R. Girard’a göre “Kurban sunumunun işlevi, iç şiddeti yatıştırmak, çatışmaları önlemektir. Ne var ki, tam anlamıyla bir kurban geleneği bulunmayan modern toplumlar onsuz yapmayı da gayet iyi başarmaktadırlar; iç şiddet yok değildir kuşkusuz, ancak hiçbir zaman toplumun varlığını tehlikeye düşürecek ölçülerde patlak vermemektedir.[2]” Bu iki farklı görüş, bir tarafta şiddet eylemi yüzünden iç huzuru yok olan insanı, diğer tarafta ise kurban edimi sonunda –sadece cinayet olarak algılanmamalı- iç şiddetini yatıştıran insanı karşı karşıya getirir. İçinde yaşadığımız Müslüman toplumda kurban verme olgusu tamamen din ile kuşatılmış durumdadır ve ritüelsel olarak inançlı olma halinin bir göstergesi olarak tasarlanmıştır. Din dışında kalan kitleleri kapsamamaktadır. Ayrıca iç şiddetin atılması bağlamında düşünüldüğünde de inançlı olan herkes için bu işlevi yerine getirmesinin beklenmesi doğru değildir. Oysa insan kurban edilmesi yani cinayet olaylarında iç şiddetin ani bir boşaltımı söz konusudur. Bu da doğrudan iç huzuru etkiler yada failin iç huzuru zaten çoktan bozulmuş durumdadır. R. Girard’ın naif söylemlerinin yanında, aileden gelen şiddet eylemlerinin taklit edilmesi meselesi, büyütülen çocukların iç huzurlarının zedelenmesi ve kendi iç deney ortamlarında sağlıklı sonuçlara ulaşamamaları da düşünülmelidir. Modern toplum, kurban geleneğinden vaz geçmek niyetinde görünmemektedir. Şiddet, iç deney(imlemeleri) insan doğası ve toplum ile çelişki yaratacak şekilde etkilemektedir.
Ancak burada patolojik olarak ortaya konması gereken bir takım olgular da bulunmaktadır. Eğer şiddet eylemlerinde bulunan insanların hastalıklı durumları söz konusu ise, bunların şiddet eyleminin olası sonuçlarından sorumlu tutulması, modern hukuk ve ahlak sistemi içerisinde geçerliliğini yitirmektedir. Bunun da nedeni, bu hastaların hukuk tarafından verilen cezanın ehemniyetini zaten algılayabilecek halde olmamalarıdır. Ancak yine de toplumdan uzaklaştırılmaları ön görülür ve kabul edilebilecek tek ceza bu olarak görünmektedir. Fakat, bahsetmiş olduğumuz adli vaka gibi uç örneklerde, zarar gören ve ceza alan yanlızca taraflar olmamaktadır. Toplumun vicdanında yaratmış olduğu duyarlılık, onun iç huzurununda da hasarlar meydana getirmektedir. Arkaik toplumlarda, kurbanlık eylemi, farklı sepebler ile oluşan gerilimleri boşaltmak amacı ile kullanılırken, modern toplum için kurban bu gerilimi arttırıcı bir olguya dönüşmüştür ve buna bağımlılık giderek artmaktadır. Bios’ta gerçekleşen yeni bir tür kollektif eyleme ihtiyaç duyulmaya başlanır. Şiddet ile beslenen toplum, aynı zamanda şiddeti sıradan hale de getirmektedir.
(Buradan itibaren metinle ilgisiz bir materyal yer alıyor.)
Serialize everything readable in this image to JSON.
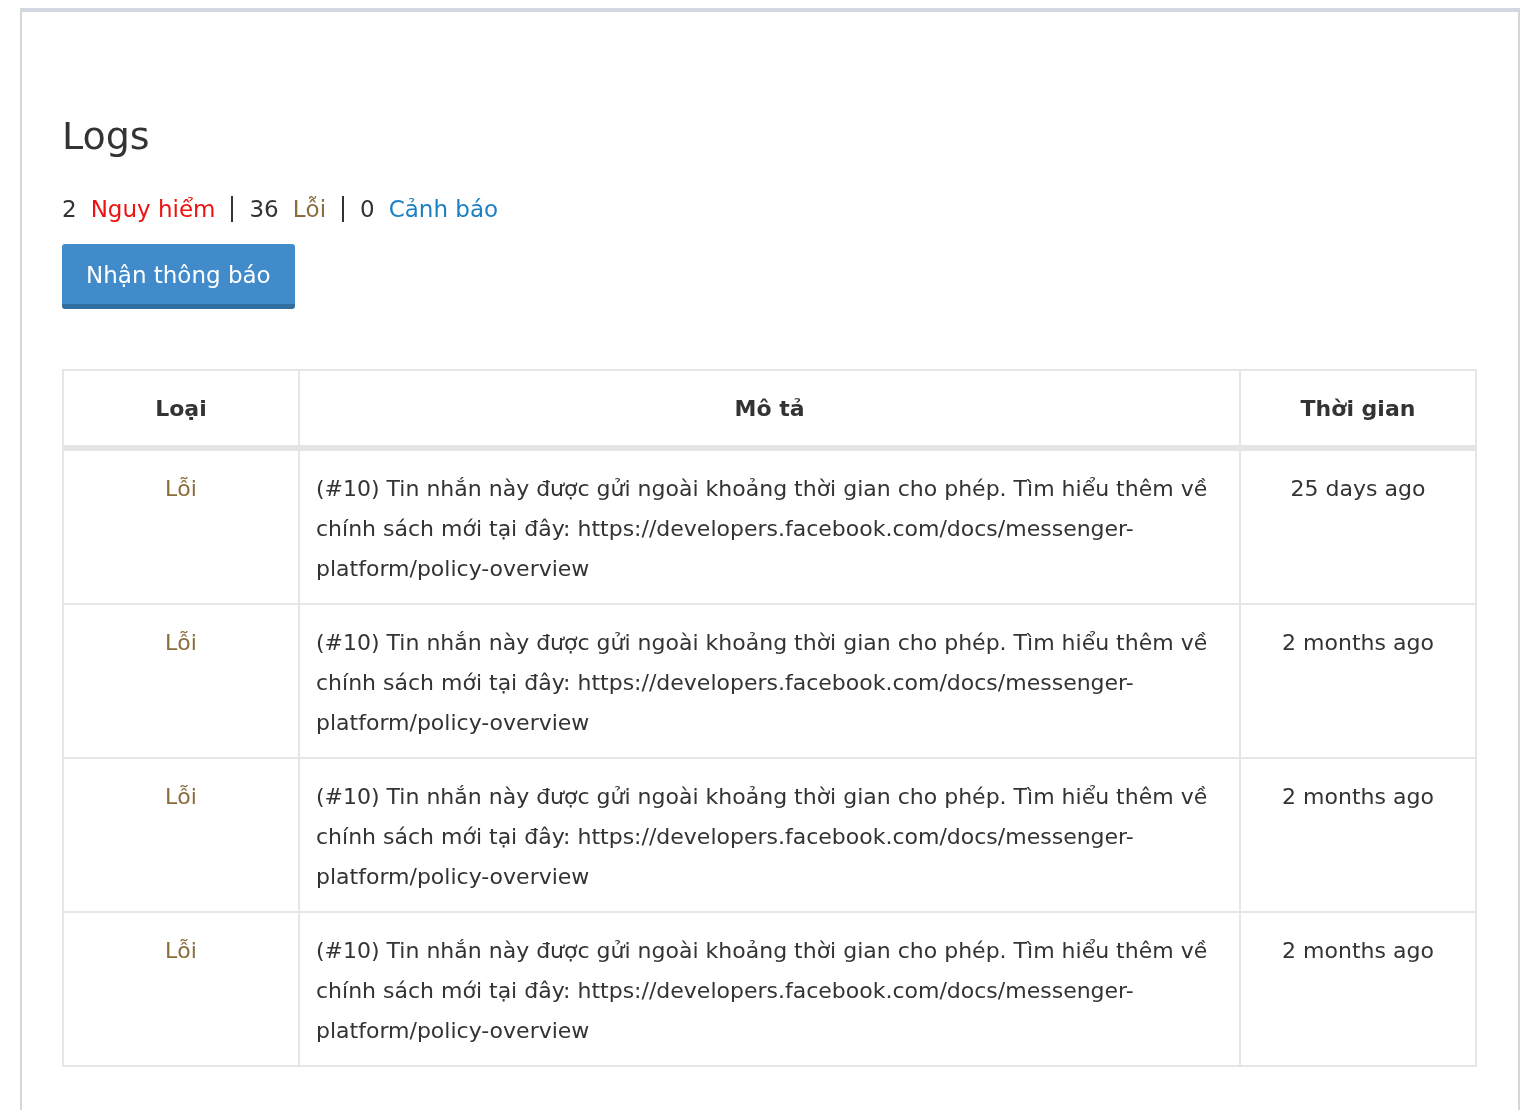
{
  "title": "Logs",
  "summary": [
    {
      "count": "2",
      "label": "Nguy hiểm",
      "kind": "danger"
    },
    {
      "count": "36",
      "label": "Lỗi",
      "kind": "error"
    },
    {
      "count": "0",
      "label": "Cảnh báo",
      "kind": "warning"
    }
  ],
  "subscribe_button": "Nhận thông báo",
  "table": {
    "columns": [
      "Loại",
      "Mô tả",
      "Thời gian"
    ],
    "rows": [
      {
        "type": "Lỗi",
        "kind": "error",
        "description": "(#10) Tin nhắn này được gửi ngoài khoảng thời gian cho phép. Tìm hiểu thêm về chính sách mới tại đây: https://developers.facebook.com/docs/messenger-platform/policy-overview",
        "time": "25 days ago"
      },
      {
        "type": "Lỗi",
        "kind": "error",
        "description": "(#10) Tin nhắn này được gửi ngoài khoảng thời gian cho phép. Tìm hiểu thêm về chính sách mới tại đây: https://developers.facebook.com/docs/messenger-platform/policy-overview",
        "time": "2 months ago"
      },
      {
        "type": "Lỗi",
        "kind": "error",
        "description": "(#10) Tin nhắn này được gửi ngoài khoảng thời gian cho phép. Tìm hiểu thêm về chính sách mới tại đây: https://developers.facebook.com/docs/messenger-platform/policy-overview",
        "time": "2 months ago"
      },
      {
        "type": "Lỗi",
        "kind": "error",
        "description": "(#10) Tin nhắn này được gửi ngoài khoảng thời gian cho phép. Tìm hiểu thêm về chính sách mới tại đây: https://developers.facebook.com/docs/messenger-platform/policy-overview",
        "time": "2 months ago"
      }
    ]
  }
}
Ancak toplum, kendisini anlamlı kılmak adına yaptığı her türlü eylemin, en uç noktalarına dair her zaman birşeyler söyleyecek durumda bulunamamaktadır. Özellikle modernite içerisinde karşılaşılan bir çok kriz, insanlığın hala çözemediği bir çok tartışma yaratmıştır. Neden böyle olduğu, niçin ‘kötülük’ eyleminin alanlarının bu şekillerde belirlendiği sorusuna kimse, etik yada ahlak içerisinden bir cevap verememektedir. Verilen cevaplar ise toplumun bütününü kapsayamamaktadır. Bu soruna, Agamben’in tekillik kavramı içerisinden çıkış aranabilir; ancak o zaman da cümleden ‘toplum’ kavramı çıkartılmalıdır. Çünkü Agamben’in bireysellik yada kimlik oluşumlarını karşılamak üzere oluşturduğu kavram olan tekilliklerin toplamı toplumu meydana getirmemektedir, tekillikler ancak ortak fayda –çıkar- eksenli cemaatler yaratacaklardır. Toplumun var olmadığı, zoe ve bios’un alanının oldukça şeffaflaştığı durumlarda ise cemaat bize nasıl bir çıkış noktası gösterebilir? Cemaat içinde düşünüldüğünde, toplumun ahlak kuralları doğrudan cemaate için de geçerli kılınabilir mi?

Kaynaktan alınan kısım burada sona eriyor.